Enter then my fondness for sports manga and for Nine Dragons. I love the genre and this series in particular for many of the same reasons anyone else would: the themes of following dreams, of working hard toward achieving a goal and reaping the benefits of said work. Add in a great artist like Ashibi and you get exciting stories laced with action, humor, and hope— perfect for reading, as I do, on lunch breaks or after a tiring day at work.
It’s this feel-good ethos that I’ll miss most from Nine Dragons. Some of the teammates butted heads and had prickly relationships, but they were still friends and their personality quirks felt like just that: quirks, sometimes irritating but nothing to hide or run away from. From all-star aces to more unassuming all-rounders, everyone on the team does their part, and even the more frequently irritating or immature members of the team get their earned moments of support and affirmation from their peers.

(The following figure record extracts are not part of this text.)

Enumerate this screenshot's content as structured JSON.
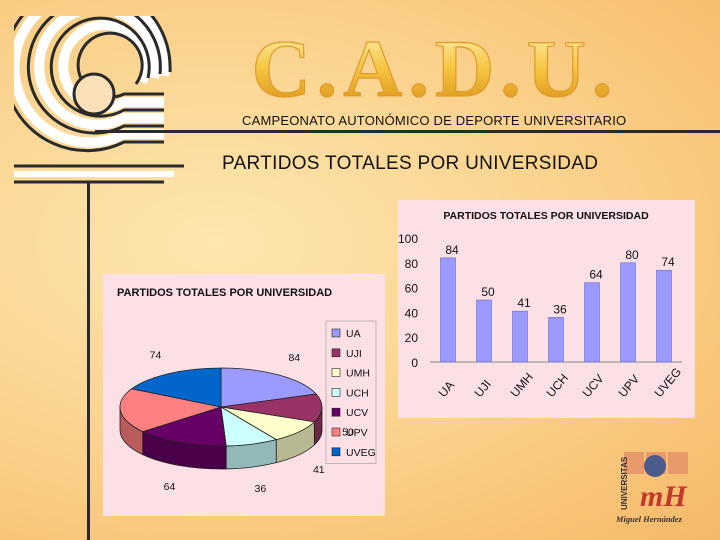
{
  "brand": {
    "title": "C.A.D.U."
  },
  "subtitle": "CAMPEONATO AUTONÓMICO DE DEPORTE UNIVERSITARIO",
  "section_title": "PARTIDOS TOTALES POR UNIVERSIDAD",
  "university_logo": {
    "vertical_text": "UNIVERSITAS",
    "name": "Miguel Hernández"
  },
  "colors": {
    "UA": "#9a9aff",
    "UJI": "#993366",
    "UMH": "#ffffcc",
    "UCH": "#ccffff",
    "UCV": "#660066",
    "UPV": "#ff8080",
    "UVEG": "#0066cc"
  },
  "chart_data": [
    {
      "type": "pie",
      "title": "PARTIDOS TOTALES POR UNIVERSIDAD",
      "categories": [
        "UA",
        "UJI",
        "UMH",
        "UCH",
        "UCV",
        "UPV",
        "UVEG"
      ],
      "values": [
        84,
        50,
        41,
        36,
        64,
        80,
        74
      ],
      "legend": "right",
      "style": "3d"
    },
    {
      "type": "bar",
      "title": "PARTIDOS TOTALES POR UNIVERSIDAD",
      "categories": [
        "UA",
        "UJI",
        "UMH",
        "UCH",
        "UCV",
        "UPV",
        "UVEG"
      ],
      "values": [
        84,
        50,
        41,
        36,
        64,
        80,
        74
      ],
      "ylim": [
        0,
        100
      ],
      "yticks": [
        "0",
        "20",
        "40",
        "60",
        "80",
        "100"
      ],
      "grid": false
    }
  ]
}
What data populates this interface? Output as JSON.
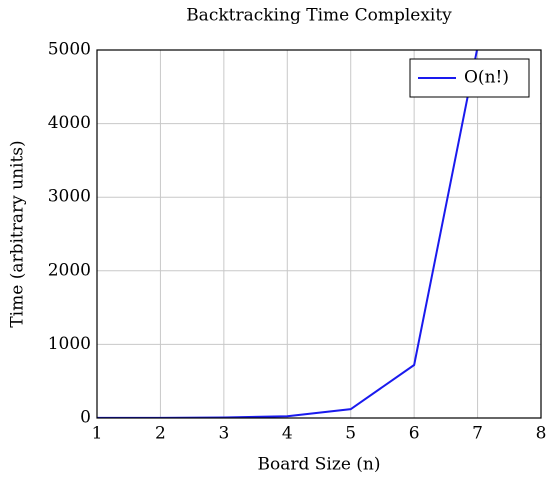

None of this is to say that Nine Dragons is an underrated should-be-classic, by any means. The one-by-one nature of the character recruitment got a bit slow and repetitive, and the series’ quick cancellation prevented the creators from fully developing all the plot threads and rival characters they introduced. Nonetheless, this was series about a group of kids who loved baseball and who practiced hard and supported each other, pushing forward as a group even when they had been rejected previously as individuals. Regardless of the early ending, this tone of positivity shined through and was infectious throughout.
And for me, once a gay kid who had to give all that up? Who had the limits of my belonging to a team tested and broken? It’s a sentiment I doubt I’ll ever get tired of, in spite of my own loss, or maybe even because of it. I haven’t played on a sports team in over a decade, but Nine Dragons made me want to step up to bat.